[EM] question re: converting ballots into a matrix

[Dan Bishop]

rob brown wrote:
> On 12/5/05, *Dan Bishop* <daniel-j-bishop at neo.tamu.edu 
> <mailto:daniel-j-bishop at neo.tamu.edu>> wrote:
> 
>     If Margins is used as the measure of defeat strength, then an A=B ballot
>     is equivalent to the combination ½ A>B + ½ B>A, as they both have zero
>     net contribution to the defeat strength.  This is what Kevin meant. 
> 
> So a method that used margins would be unaffected (as I mentioned in my 
> post, "clearly some methods will be unaffected").  Others *would* be 
> affected, to some degree or another.
> 
> Isn't it reasonable to discuss *how* the methods that would be affected, 
> would be affected?

They're affected in exactly the same way as if the measure of defeat 
strength were changed to Margins.

>     And if you do have a
>     reason for half-votes, you can always create a half-vote matrix from a
>     traditional matrix, whereas the converse is not true.
> 
> 
> I'm not sure I buy this.  How would you do that?

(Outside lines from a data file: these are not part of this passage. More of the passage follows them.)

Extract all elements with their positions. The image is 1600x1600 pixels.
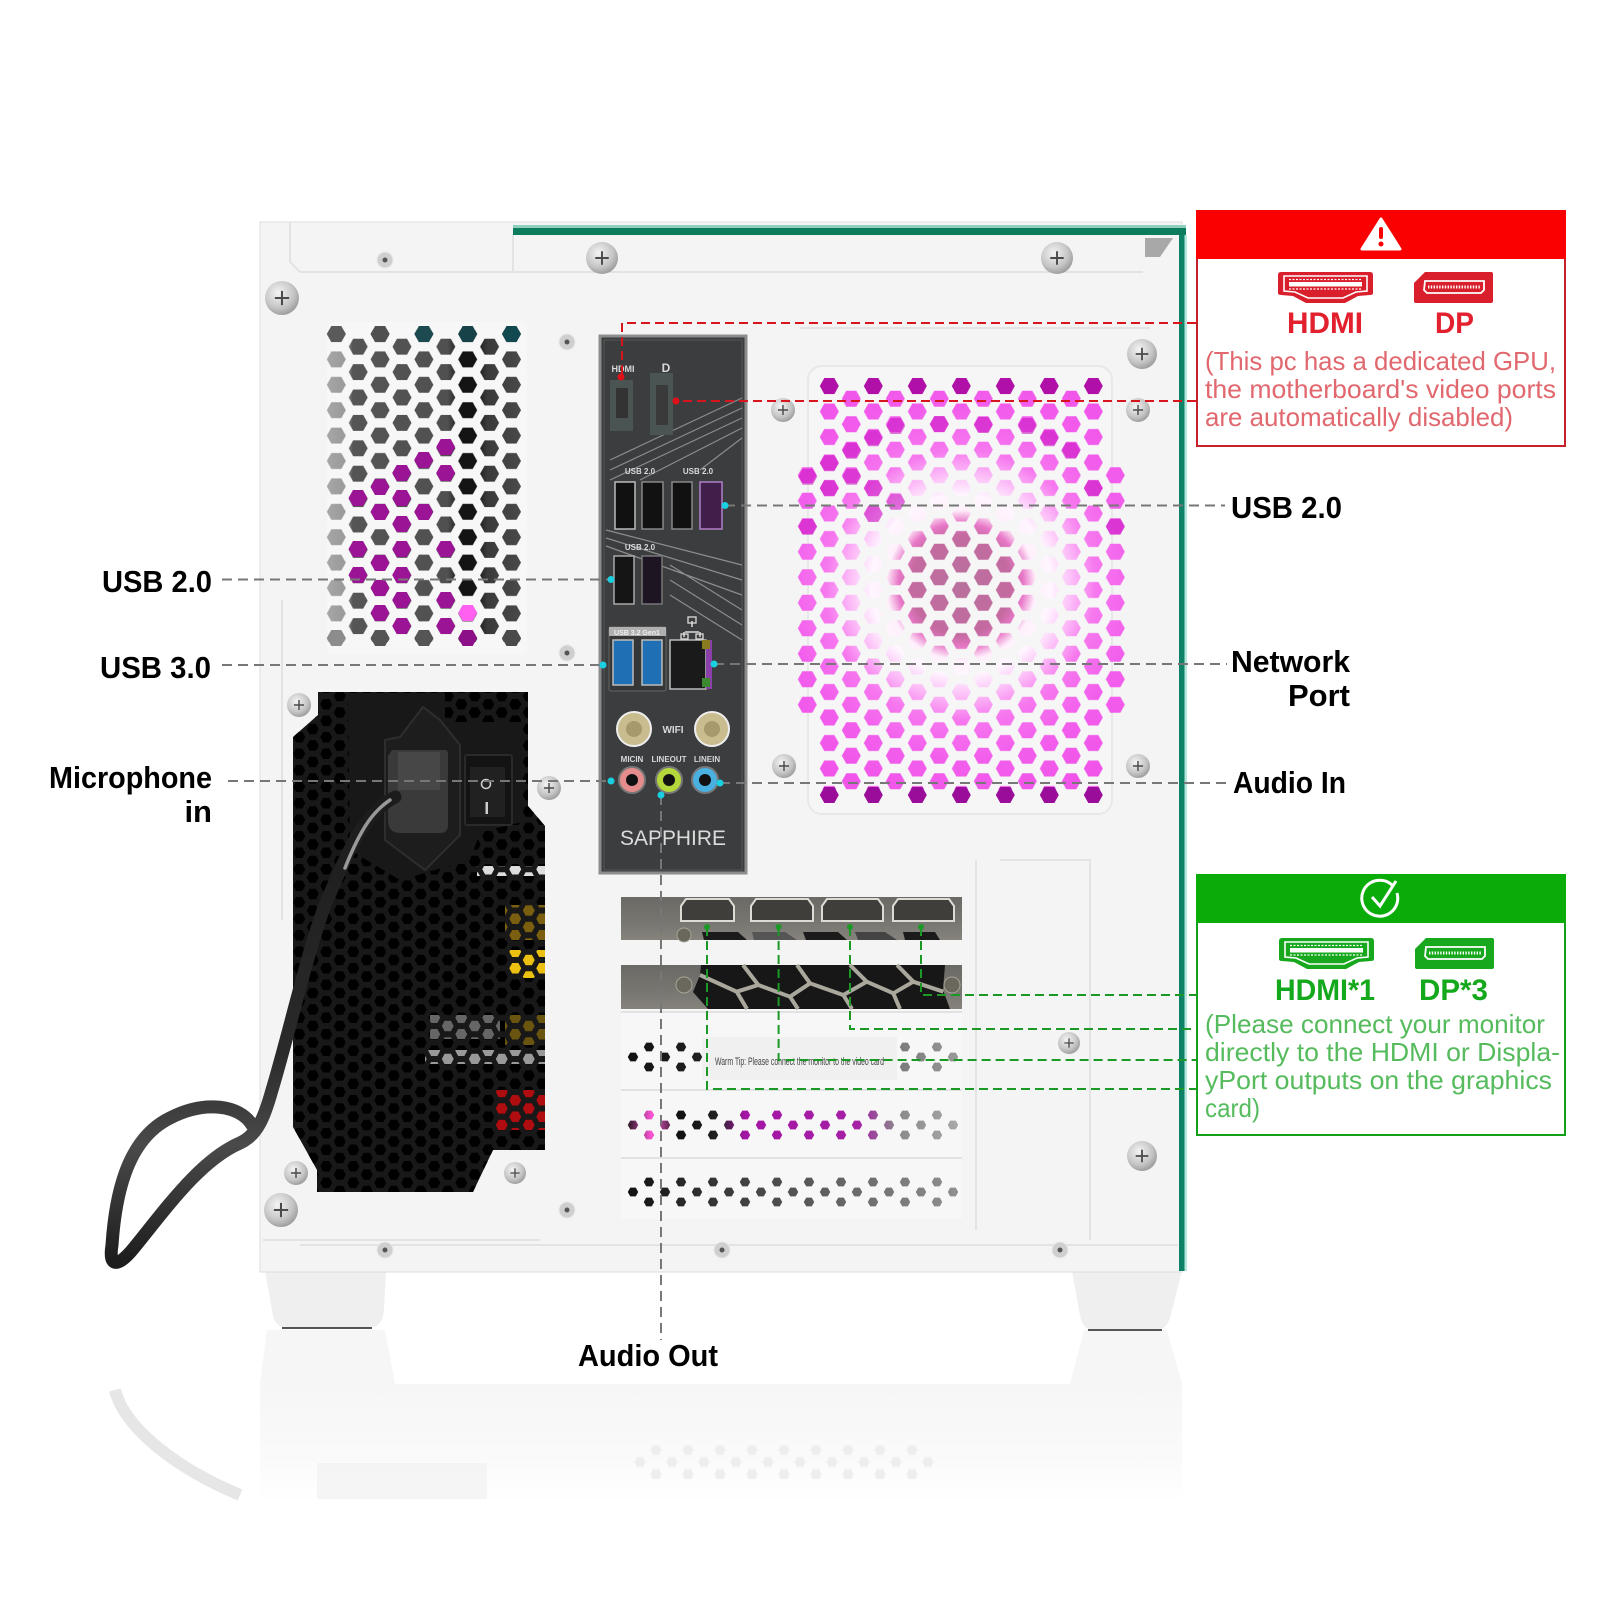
dark openings below ports <box>702 932 940 940</box>
power switch <box>465 755 512 825</box>
icon: HDMI connector red <box>1278 272 1373 303</box>
label: Audio Out: Audio Out <box>578 1338 718 1373</box>
heading: DP*3 green: DP*3 <box>1419 974 1488 1007</box>
text: green note: yPort outputs on the graphics <box>1205 1065 1552 1095</box>
product: PC case rear view <box>111 222 1187 1504</box>
icon: DP connector green <box>1415 938 1494 969</box>
power socket and plug <box>385 707 460 870</box>
text: green note: directly to the HDMI or Displa- <box>1205 1037 1560 1067</box>
label: USB 2.0 right: USB 2.0 <box>1231 490 1342 525</box>
warm tip sticker <box>702 1037 897 1080</box>
icon: HDMI connector green <box>1279 938 1374 969</box>
graphics card mesh <box>676 928 960 1009</box>
heading: HDMI*1 green: HDMI*1 <box>1275 974 1375 1007</box>
text: red note <box>1205 346 1556 432</box>
heading: DP red: DP <box>1435 307 1474 340</box>
label: Network Port: Network <box>1231 644 1351 679</box>
Wi-Fi antenna connectors <box>617 712 729 746</box>
label: Microphone in: in <box>184 794 212 829</box>
case back panel <box>260 222 1182 1272</box>
label: Microphone in: Microphone <box>49 760 212 795</box>
reflection of the case <box>115 1330 1182 1504</box>
USB 3.0 ports: USB 3.2 Gen1 <box>614 630 660 637</box>
USB 3.0 ports <box>609 627 666 691</box>
text: red note: (This pc has a dedicated GPU, <box>1205 346 1556 376</box>
Wi-Fi antenna connectors: WIFI <box>662 725 684 736</box>
leader lines: grey port callouts <box>222 506 1232 1340</box>
icon: warning triangle <box>1362 219 1400 249</box>
upper-left power supply vent <box>325 322 527 654</box>
graphics card HDMI and DP ports <box>681 899 954 921</box>
audio jacks <box>619 755 720 793</box>
warm tip sticker: Warm Tip: Please connect the monitor to the video card <box>715 1056 884 1068</box>
port marker dots <box>600 502 728 798</box>
rear fan grill with pink light <box>790 360 1130 820</box>
audio jacks: LINEOUT <box>651 755 687 764</box>
text: green note <box>1205 1009 1560 1123</box>
icon: check mark <box>1362 880 1398 916</box>
slot covers with vents <box>621 1012 962 1207</box>
decorative lines on shield <box>606 398 742 640</box>
graphics card brackets <box>621 897 962 1219</box>
leader lines: red motherboard video ports <box>618 323 1196 404</box>
power cable <box>111 797 395 1262</box>
label: Microphone in <box>49 760 212 829</box>
label: Network Port <box>1231 644 1351 713</box>
case feet <box>265 1271 1182 1330</box>
USB 2.0 ports: USB 2.0 <box>625 543 656 552</box>
power supply with socket, switch and cable <box>293 692 545 1192</box>
network port <box>670 617 712 689</box>
glass side edge in green <box>513 225 1187 1271</box>
USB 2.0 ports <box>614 467 722 604</box>
text: red note: the motherboard's video ports <box>1205 374 1556 404</box>
panel: red warning, motherboard ports disabled <box>1196 210 1566 446</box>
motherboard I/O shield <box>600 336 746 873</box>
label: Audio In: Audio In <box>1233 765 1346 800</box>
heading: HDMI red: HDMI <box>1287 307 1363 340</box>
USB 2.0 ports: USB 2.0 <box>683 467 714 476</box>
SAPPHIRE logo: SAPPHIRE <box>620 827 726 850</box>
HDMI and DP motherboard ports: HDMI <box>612 364 634 374</box>
screws <box>264 242 1157 1258</box>
label: USB 3.0: USB 3.0 <box>100 650 211 685</box>
audio jacks: MICIN <box>621 755 644 764</box>
panel: green, graphics card ports to use <box>1196 874 1566 1135</box>
text: red note: are automatically disabled) <box>1205 402 1513 432</box>
HDMI and DP motherboard ports: D <box>662 361 671 375</box>
icon: DP connector red <box>1414 272 1493 303</box>
leader lines: green graphics card ports <box>704 924 1196 1089</box>
label: Network Port: Port <box>1288 678 1350 713</box>
text: green note: card) <box>1205 1093 1260 1123</box>
HDMI and DP motherboard ports <box>610 361 673 435</box>
text: green note: (Please connect your monitor <box>1205 1009 1545 1039</box>
audio jacks: LINEIN <box>694 755 720 764</box>
label: USB 2.0 left: USB 2.0 <box>102 564 212 599</box>
USB 2.0 ports: USB 2.0 <box>625 467 656 476</box>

For example, consider an election with 12 voters and the Condorcet matrix

   A B C
A 0 4 8
B 4 0 8
C 4 4 0

This matrix tells you the number of people who expressed a preference in 
each pairwise contest:

A-B: 4+4 = 8 votes
A-C: 8+4 = 12 votes
B-C: 8+4 = 12 votes

And thus, you also know the number of voters *without* a pairwise 
preference:

A=B: 12-8 = 4 abstensions
A=C: 12-12 = 0 abstensions
B=C: 12-12 = 0 abstensions

You can treat the 4 A=B nonpreferences as 2 A>B + 2 B>A, thus producing 
the half-vote matrix:

   A B C
A 0 6 8 = 14 Borda points
B 6 0 8 = 14 Borda points
C 4 4 0 =  8 Borda points